1 cups All Purpose Flour
1/2 cup almond flour (AP flour works as a substitute)
1 1/2 tsp baking powder
1 tsp salt
3/4 cup sugar
1/2 cup olive oil
1 tsp vanilla extract
1/2 tsp almond extract
1/2 cup orange juice
Grated zest of one lemon or orange
1/4 cup slivered almonds
5-8 dried apricots, diced or slivered
1. Grease and flour a 9 inch cake pan or spring foam pan and preheat oven to 350 degrees.
2. In a small bowl, whisk together your flours, baking powder and salt.
3. In a large bowl, crack your eggs and whisk lightly. Add in your sugar and whisk until slightly creamy (about 30 seconds). Pour in your olive oil and whisk until your mixture is lighter in color and slightly thicker (about 45 seconds). Stir in your extracts.
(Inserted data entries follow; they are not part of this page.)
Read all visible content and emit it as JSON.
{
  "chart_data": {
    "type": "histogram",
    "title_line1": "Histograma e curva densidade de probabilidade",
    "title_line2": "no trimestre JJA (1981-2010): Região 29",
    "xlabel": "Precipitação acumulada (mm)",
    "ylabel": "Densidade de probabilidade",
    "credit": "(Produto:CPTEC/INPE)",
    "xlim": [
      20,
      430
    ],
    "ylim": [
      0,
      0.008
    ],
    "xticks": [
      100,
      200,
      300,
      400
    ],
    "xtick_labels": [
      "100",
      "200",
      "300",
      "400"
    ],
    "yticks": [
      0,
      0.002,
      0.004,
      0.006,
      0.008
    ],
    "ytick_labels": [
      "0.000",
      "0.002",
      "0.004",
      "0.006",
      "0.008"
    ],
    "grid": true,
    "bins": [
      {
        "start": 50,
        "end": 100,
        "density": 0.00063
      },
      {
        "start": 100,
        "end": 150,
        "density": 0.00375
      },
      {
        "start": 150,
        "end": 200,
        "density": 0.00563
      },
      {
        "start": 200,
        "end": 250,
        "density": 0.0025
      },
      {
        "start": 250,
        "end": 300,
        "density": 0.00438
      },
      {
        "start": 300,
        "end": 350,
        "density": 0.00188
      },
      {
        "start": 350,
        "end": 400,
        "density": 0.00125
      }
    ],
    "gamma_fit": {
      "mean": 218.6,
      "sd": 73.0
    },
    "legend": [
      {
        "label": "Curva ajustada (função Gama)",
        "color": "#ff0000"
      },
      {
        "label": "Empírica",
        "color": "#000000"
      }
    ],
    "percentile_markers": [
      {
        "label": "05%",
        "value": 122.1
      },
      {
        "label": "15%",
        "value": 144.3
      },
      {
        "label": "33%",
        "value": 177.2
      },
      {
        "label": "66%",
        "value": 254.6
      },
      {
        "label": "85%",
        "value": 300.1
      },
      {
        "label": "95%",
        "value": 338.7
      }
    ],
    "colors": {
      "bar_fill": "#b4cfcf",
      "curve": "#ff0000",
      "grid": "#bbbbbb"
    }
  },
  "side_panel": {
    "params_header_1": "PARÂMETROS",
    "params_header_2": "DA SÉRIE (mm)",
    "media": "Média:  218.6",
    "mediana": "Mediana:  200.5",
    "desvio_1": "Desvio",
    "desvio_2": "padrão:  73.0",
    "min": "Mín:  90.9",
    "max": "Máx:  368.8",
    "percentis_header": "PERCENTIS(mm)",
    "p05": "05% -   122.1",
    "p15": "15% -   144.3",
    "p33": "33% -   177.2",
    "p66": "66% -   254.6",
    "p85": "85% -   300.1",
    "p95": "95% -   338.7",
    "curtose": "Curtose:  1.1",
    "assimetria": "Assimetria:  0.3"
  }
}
4. Stir in your orange juice and then fold in your dry ingredients to your wet mixture. Whisk until you have a smooth batter.
5. Pour your batter into your prepared pan. Sprinkle with slivered almonds and diced, dried apricots. Bake in preheated oven for 30-45 minutes. The cake will begin to pull away from the edge of the pan and spring back lightly when touched.
6. Allow to cool for ten minutes before removing.